A partir daquele dia, destaparam os buracos de ventilação e puseram-se a ouvir, em silêncio, aquela música tão linda e que vinha de tão longe, das profundezas do mundo ou, talvez, do coração de Magali. Ouviam-na de mãos postas, de olhos fechados, ainda com mais amor do que antes.
Ouviam Magali a rir, viam-na dançar e rodopiar em bicos de pés! “Agora já sei porque gosto tanto de música,” pensou o pai. “A música alarga o universo. Leva-nos para longe. Muito longe. Para um lugar onde talvez Deus exista. Com a Magali.” Mas calou-se.
A mãe pensava: “A música fala-nos de um lugar onde está Deus e todos os que já desapareceram. É um lugar que não é na Terra, mas talvez no Céu.

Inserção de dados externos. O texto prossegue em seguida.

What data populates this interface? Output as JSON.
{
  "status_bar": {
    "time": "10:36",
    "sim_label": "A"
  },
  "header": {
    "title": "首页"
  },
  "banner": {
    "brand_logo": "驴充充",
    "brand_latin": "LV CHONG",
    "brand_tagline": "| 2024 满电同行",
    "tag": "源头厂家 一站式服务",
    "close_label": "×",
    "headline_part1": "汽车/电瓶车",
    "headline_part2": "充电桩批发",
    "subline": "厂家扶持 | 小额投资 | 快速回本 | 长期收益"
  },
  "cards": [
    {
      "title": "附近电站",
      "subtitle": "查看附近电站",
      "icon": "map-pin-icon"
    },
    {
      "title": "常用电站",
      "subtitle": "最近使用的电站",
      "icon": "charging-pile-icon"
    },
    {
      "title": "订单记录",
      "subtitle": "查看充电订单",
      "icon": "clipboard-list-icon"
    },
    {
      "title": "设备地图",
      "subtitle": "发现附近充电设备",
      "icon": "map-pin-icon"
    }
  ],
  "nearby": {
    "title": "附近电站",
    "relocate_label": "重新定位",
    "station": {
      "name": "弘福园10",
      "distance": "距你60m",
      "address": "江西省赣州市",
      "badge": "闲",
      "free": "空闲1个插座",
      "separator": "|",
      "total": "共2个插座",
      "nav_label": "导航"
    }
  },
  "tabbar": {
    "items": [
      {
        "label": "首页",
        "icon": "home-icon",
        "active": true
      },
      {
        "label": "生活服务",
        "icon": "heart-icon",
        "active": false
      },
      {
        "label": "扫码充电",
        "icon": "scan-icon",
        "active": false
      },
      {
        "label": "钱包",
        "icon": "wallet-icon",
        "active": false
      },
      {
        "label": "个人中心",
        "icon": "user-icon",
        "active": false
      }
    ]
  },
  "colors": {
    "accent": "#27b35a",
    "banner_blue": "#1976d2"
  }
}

Por isso é que é tão bela!” Mas calou-se.
E Magalá pensava: “É como um álbum de fotografias. Basta ouvir algumas notas para ver Magali à frente dos meus olhos. Ainda penso mais nela!” Mas calou-se.
– Eu – disse muito alto a avó rata – estou a ouvir a nossa Magali. – Ouço-a rir por entre as notas, vejo-a dar voltas no seu tutu cor-de-rosa. Ouçam! É como se estivesse aqui…
A avó rata não se deu conta de que tinha falado muito alto. Era a primeira vez que o nome de Magali era pronunciado. As suas palavras ecoaram como numa catedral.
Perante aquelas palavras, a mãe limpou uma lágrima com a ponta do avental.
– Outra vez pó nos olhos – desculpou-se ela. – Oh! Quem é que vai fazer limpeza a este sótão?
Quanto ao gatarrão, cheio de remorsos, tinha um pesadelo no coração. Deu meia volta, sempre a pensar: “Deixemos lá os ratos. São indigestos e, ainda por cima, espertos!”
E fugiu do sótão da Ópera para se voltar para… os peixes vermelhos.